According to the report’s projections, global wealth will rise by 38 per cent over the next five years, reaching $629 trillion by 2027. Growth by middle-income markets will be the primary driver of global trends. The report estimates wealth per adult to reach $110,270 in 2027 and the number of millionaires to reach 86 million while the number of ultra-high-net-worth individuals (UHNWIs) is likely to rise to 372,000 individuals.

Iqbal Khan, president of global wealth management at UBS, said: “This year’s Global Wealth Report reveals valuable insights about the state of our economy and society, as well as the shifting meaning and potential of prosperity.
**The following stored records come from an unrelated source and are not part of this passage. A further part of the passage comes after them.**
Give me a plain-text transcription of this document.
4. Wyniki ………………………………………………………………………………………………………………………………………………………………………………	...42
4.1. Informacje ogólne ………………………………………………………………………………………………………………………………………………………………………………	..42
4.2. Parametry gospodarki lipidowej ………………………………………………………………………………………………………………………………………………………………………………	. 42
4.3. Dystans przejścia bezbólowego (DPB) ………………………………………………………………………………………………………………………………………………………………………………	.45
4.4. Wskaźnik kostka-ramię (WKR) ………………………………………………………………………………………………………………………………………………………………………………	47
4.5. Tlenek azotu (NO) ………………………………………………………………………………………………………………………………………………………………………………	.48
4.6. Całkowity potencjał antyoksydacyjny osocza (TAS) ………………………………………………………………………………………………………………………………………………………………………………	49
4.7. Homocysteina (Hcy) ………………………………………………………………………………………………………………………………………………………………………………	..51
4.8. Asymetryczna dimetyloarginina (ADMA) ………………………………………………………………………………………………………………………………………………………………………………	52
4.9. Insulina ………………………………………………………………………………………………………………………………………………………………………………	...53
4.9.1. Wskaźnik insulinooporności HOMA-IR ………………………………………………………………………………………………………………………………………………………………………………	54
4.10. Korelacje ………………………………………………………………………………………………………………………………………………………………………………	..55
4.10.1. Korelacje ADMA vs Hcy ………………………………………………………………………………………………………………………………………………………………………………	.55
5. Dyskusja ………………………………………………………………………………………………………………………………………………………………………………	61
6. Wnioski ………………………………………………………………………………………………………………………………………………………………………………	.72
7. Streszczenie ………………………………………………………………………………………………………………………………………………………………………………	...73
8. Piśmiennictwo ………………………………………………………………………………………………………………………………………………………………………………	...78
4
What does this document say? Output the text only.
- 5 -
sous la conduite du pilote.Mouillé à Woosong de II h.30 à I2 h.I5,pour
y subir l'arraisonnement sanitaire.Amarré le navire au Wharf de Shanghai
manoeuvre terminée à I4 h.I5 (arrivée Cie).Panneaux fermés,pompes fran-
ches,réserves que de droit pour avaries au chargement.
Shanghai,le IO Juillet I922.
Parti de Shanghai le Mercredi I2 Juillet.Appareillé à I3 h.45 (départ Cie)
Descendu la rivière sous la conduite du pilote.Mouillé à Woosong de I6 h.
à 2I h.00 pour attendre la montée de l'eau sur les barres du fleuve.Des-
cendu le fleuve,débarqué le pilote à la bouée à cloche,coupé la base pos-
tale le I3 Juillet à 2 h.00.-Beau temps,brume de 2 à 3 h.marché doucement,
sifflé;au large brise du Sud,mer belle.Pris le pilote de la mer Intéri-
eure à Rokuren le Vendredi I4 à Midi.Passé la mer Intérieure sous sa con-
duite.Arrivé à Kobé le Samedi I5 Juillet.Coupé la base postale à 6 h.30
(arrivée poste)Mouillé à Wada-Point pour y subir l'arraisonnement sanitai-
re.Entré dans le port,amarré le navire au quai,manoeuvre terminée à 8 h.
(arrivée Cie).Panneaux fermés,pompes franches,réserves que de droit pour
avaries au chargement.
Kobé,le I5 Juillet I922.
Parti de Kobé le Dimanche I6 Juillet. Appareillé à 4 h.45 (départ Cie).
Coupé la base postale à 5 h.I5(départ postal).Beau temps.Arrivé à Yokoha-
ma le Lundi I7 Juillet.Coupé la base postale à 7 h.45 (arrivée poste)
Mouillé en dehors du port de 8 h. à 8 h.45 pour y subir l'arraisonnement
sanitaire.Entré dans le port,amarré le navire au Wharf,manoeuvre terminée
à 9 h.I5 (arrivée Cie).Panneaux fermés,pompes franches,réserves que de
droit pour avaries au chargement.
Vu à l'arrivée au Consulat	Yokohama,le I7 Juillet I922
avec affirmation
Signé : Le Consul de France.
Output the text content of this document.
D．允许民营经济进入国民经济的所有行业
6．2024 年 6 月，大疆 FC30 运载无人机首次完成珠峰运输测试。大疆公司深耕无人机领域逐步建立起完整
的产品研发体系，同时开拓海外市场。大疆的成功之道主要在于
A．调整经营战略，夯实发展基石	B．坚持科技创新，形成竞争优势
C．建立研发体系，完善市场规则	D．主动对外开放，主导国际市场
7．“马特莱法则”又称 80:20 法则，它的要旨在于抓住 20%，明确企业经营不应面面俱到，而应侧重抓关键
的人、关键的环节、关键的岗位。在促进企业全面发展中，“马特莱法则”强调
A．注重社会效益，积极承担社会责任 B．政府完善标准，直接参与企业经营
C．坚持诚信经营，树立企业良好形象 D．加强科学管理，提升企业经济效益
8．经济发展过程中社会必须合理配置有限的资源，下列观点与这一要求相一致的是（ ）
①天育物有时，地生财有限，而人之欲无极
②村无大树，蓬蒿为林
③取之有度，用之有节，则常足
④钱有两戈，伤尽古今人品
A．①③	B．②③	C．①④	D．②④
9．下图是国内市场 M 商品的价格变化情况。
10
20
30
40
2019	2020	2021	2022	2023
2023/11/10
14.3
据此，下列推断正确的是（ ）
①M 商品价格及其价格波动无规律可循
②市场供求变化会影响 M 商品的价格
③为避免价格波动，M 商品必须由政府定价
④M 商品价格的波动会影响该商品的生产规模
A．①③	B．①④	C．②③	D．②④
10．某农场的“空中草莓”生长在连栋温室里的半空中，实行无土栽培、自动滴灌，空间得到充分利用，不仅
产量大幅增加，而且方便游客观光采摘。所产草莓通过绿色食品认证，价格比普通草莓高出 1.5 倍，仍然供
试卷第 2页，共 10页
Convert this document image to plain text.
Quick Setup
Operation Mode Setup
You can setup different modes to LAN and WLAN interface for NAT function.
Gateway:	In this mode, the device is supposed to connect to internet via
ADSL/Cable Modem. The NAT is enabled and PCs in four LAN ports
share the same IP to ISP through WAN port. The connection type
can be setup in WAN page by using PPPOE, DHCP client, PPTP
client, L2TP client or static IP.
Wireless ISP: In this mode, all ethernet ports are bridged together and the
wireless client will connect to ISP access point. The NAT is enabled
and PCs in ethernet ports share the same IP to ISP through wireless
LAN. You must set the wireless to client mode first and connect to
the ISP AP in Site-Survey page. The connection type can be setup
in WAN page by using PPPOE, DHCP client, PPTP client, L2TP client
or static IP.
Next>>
This sweeping analysis of household wealth covers the estimated wealth holdings of 5.4 billion adults around the world and across the wealth spectrum. It looks to future trends, helping us to frame expectations, understand the ever-changing nature of wealth creation, and better conceive of the power of wealth to broadly benefit our society.”

Anthony Shorrocks, economist and report author, said: “Much of the decline in wealth in 2022 was driven by high inflation and the appreciation of the US dollar against many other currencies. If exchange rates were held constant at 2021 rates, then total wealth would have increased by 3.4 per cent and wealth per adult by 2.2 per cent during 2022. This is still the slowest increase of wealth at constant exchange rates since 2008. Keeping exchange rates constant but counting the effects of inflation results in a real wealth loss of –2.6 per cent in 2022. Similarly, financial assets contributed most to wealth declines while non-financial assets (mostly real estate) stayed resilient, despite rapidly rising interest rates. But the relative contributions of financial and non-financial assets may reverse in 2023 if house prices decline in response to higher interest rates.”

Nannette Hechler-Fayd’herbe, chief investment officer for the EMEA region and global head of economics & research at Credit Suisse, said: “Wealth evolution proved resilient during the COVID-19 era and grew at a record pace during 2021. But inflation, rising interest rates and currency depreciation caused a reversal in 2022. Over the next five years, we expect global wealth will rise by 38 per cent reaching $629 trillion by 2027, with wealth per adult looking set to increase by 30 per cent to reach $110,270. We also expect the number of millionaires to grow markedly over the next five years to reach 86 million, while the number of UHNWIs will rise to 372,000.”